Humanitarian Mine Action refers to all five “pillars of mine action” in the “Ottawa Convention on the prohibition…etc” otherwise known as the “Mine Ban Treaty”. These cover everything from demining to trying to persuade governments to sign up to the treaty. Article 6 of the Mine Ban Treaty includes an obligation to share technology… but there is precious little evidence of that happening. So how is it that R&D in our industry seems to be moribund and that we have no capacity to independently test and evaluate new technologies? The latest UN strategy on Mine Action does not mention R&D at all despite the fact that some R&D is happening and some testing is done. Unfortunately the test results are often subject to censorship and even those results are rarely shared openly.

After the 11th of the 9th, the entire world turned its attention away from Humanitarian Demining - and R&D into anything that was not military/security orientated all but stopped. It was not only the changed concept of “security” that caused interest to wane, it was also the fact that a decade of research money and expansive promises had not led to any significant breakthroughs. Consequently, there was very little real difference between the tools and equipment used in demining in 1995 and 2005. The metal-detectors had improved greatly and some PPE was worn but little else had changed. Between 2005 and 2015 there were even fewer improvements.

I maintained an interest in R&D because I had a background which included working with universities and working in undeveloped countries. I knew how hard it was going to be to find new technologies that were really useful in mine action and I knew that it would require a team effort – a swarm of agile brains battling ludicrous ideas around until something gelled.... I also knew that researchers had to “talk-up” the potential to get funding in order to find out whether there was any potential at all – so I did not feel personally betrayed by their broken promises.

On the up side, ten years after the 11th of the 9th, the Europeans funded a new round of R&D in support of Mine Action – looking into such things as drone-camera survey, use of Google Earth style GIS systems, innovative training packages for deminers and Mine Risk Education recipients, remote detection technologies, multi-sensor detectors, robots, bees, vapour sensing technology and small demining machines.
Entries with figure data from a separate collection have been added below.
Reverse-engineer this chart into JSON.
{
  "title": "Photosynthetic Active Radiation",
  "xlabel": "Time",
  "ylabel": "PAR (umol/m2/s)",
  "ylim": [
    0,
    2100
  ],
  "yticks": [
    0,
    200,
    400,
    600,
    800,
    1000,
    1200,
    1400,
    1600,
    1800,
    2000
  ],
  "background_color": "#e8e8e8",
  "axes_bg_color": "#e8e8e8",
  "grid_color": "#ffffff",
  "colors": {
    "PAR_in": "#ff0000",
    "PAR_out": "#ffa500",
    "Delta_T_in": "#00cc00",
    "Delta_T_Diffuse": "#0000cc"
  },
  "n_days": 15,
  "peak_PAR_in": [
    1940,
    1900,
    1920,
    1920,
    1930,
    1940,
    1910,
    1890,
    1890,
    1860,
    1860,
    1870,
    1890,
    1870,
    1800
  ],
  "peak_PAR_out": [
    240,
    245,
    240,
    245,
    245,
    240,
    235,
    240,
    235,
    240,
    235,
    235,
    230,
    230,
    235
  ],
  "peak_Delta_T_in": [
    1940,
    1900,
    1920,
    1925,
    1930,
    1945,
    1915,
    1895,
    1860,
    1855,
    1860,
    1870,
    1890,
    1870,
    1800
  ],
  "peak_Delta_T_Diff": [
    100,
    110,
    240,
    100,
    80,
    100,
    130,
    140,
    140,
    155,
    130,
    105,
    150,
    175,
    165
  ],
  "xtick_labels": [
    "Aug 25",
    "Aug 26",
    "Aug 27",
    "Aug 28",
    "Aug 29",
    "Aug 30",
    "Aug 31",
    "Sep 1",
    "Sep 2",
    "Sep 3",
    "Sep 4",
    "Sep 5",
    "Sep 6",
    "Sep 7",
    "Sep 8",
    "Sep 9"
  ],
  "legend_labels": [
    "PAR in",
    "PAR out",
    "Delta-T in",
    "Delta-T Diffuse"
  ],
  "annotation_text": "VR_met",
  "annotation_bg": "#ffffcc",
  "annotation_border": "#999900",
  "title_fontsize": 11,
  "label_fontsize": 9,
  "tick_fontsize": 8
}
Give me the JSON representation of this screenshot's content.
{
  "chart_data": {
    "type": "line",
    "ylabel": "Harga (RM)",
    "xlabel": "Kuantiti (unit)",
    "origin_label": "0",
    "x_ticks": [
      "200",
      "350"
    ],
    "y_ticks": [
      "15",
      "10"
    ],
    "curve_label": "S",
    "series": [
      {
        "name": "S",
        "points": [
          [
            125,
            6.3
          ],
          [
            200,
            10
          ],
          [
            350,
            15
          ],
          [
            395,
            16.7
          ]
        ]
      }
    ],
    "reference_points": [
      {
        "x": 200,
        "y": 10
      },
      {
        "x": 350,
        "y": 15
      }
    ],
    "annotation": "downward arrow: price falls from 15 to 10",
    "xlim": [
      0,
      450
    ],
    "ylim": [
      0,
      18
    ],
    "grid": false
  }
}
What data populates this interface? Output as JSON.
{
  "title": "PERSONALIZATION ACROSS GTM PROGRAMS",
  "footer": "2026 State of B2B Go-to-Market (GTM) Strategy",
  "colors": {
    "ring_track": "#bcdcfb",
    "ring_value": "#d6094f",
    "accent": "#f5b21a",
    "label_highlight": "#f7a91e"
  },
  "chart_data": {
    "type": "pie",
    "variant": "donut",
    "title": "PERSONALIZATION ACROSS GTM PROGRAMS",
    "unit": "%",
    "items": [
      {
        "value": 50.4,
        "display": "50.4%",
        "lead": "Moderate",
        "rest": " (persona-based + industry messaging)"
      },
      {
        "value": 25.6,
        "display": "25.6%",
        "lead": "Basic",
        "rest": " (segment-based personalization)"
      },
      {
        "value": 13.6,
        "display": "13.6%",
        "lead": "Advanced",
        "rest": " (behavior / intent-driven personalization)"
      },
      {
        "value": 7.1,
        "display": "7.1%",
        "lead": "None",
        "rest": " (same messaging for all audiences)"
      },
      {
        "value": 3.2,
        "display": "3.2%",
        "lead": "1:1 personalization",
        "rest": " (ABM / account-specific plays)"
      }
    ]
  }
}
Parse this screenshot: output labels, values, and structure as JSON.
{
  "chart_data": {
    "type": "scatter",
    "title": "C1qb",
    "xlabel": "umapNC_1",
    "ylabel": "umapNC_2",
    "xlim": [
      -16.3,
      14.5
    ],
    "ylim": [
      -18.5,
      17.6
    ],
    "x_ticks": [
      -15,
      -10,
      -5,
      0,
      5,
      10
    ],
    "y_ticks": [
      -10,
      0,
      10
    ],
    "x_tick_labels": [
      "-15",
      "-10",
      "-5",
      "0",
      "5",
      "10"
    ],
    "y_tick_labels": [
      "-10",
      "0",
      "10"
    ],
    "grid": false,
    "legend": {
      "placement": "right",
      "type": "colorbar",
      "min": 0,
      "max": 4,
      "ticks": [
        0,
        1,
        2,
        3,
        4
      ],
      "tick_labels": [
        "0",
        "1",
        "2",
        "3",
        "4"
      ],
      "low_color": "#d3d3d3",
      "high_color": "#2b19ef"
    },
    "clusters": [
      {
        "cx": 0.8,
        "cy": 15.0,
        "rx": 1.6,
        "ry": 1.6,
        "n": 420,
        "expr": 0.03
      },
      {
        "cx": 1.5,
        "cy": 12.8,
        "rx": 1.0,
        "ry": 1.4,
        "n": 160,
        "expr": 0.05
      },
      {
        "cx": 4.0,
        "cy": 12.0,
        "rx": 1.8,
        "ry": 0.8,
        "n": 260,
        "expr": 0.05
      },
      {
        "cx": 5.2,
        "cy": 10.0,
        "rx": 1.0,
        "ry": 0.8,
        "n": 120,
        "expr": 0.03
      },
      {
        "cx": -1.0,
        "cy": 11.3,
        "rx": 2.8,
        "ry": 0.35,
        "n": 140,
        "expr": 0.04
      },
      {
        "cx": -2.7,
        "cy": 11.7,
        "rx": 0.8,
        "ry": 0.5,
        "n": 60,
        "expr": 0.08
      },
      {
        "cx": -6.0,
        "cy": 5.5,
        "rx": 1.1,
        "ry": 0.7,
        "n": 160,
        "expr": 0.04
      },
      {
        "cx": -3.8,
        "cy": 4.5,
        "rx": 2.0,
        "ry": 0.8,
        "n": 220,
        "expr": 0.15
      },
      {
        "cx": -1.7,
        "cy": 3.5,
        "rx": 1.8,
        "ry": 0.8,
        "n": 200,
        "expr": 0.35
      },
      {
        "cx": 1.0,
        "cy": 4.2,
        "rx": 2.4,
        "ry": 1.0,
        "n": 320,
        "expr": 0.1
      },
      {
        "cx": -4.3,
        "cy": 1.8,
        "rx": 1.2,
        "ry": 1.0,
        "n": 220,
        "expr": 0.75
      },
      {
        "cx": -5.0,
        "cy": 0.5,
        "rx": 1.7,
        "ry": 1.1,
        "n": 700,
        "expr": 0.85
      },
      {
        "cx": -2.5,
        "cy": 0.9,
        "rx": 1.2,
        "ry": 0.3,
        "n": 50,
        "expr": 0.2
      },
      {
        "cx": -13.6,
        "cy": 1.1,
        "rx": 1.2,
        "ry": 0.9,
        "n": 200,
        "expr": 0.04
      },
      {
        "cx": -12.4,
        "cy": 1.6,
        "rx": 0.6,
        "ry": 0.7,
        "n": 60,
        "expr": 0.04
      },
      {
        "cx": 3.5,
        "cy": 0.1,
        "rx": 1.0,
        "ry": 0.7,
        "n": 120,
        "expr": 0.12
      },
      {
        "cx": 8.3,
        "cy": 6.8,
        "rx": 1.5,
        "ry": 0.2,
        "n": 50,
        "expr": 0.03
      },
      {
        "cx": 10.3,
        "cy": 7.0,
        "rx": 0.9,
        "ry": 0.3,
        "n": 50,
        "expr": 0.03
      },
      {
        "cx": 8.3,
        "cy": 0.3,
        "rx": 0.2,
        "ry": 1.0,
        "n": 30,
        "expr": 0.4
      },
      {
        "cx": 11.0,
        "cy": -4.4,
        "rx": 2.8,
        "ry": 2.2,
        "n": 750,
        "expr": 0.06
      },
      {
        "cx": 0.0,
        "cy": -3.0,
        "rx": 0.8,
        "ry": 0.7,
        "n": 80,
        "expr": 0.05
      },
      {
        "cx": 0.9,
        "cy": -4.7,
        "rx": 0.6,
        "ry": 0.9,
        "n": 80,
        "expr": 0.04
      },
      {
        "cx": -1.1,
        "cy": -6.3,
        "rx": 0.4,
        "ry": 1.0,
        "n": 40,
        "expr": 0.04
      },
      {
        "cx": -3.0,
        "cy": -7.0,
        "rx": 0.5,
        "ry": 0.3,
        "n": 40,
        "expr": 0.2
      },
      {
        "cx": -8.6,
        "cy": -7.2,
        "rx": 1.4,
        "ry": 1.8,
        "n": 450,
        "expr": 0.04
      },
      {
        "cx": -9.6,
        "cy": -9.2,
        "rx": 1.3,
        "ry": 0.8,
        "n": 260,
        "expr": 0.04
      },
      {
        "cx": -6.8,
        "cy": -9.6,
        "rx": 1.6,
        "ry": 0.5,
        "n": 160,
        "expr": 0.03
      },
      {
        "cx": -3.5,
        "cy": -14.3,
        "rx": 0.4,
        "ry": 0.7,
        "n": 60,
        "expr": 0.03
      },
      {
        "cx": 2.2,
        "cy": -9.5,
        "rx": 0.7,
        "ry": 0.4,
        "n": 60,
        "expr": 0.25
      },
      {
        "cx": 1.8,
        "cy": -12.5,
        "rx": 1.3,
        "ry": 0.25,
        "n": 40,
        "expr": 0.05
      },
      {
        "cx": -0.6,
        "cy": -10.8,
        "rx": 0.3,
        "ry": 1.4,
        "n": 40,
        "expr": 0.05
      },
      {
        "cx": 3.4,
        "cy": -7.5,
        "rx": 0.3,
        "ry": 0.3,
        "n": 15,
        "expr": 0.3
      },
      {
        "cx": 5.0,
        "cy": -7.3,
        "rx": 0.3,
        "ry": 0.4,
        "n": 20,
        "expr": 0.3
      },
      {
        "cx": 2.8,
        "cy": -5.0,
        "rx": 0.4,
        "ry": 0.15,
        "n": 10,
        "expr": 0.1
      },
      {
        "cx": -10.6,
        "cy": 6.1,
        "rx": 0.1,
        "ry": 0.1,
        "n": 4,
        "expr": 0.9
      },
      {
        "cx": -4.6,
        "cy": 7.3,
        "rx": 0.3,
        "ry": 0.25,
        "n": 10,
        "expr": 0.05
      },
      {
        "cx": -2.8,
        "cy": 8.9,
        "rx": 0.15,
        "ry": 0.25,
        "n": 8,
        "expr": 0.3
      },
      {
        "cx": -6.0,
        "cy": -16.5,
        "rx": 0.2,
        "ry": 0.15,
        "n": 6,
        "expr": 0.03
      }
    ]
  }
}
Despite attracting derision from some of the bureaucrats who think they are in charge, a few of these have real potential – which is a higher promise of success than I have seen in any previous R&D programme for Mine Action.

We need R&D because the work of clearing up after conflict is only a short-term emergency problem in any one place. Globally, it is a long-term problem that will inflict casualties for generations to come. The lessons we learn today will continue to have relevance for the foreseeable future, regardless of treaties and political agreements.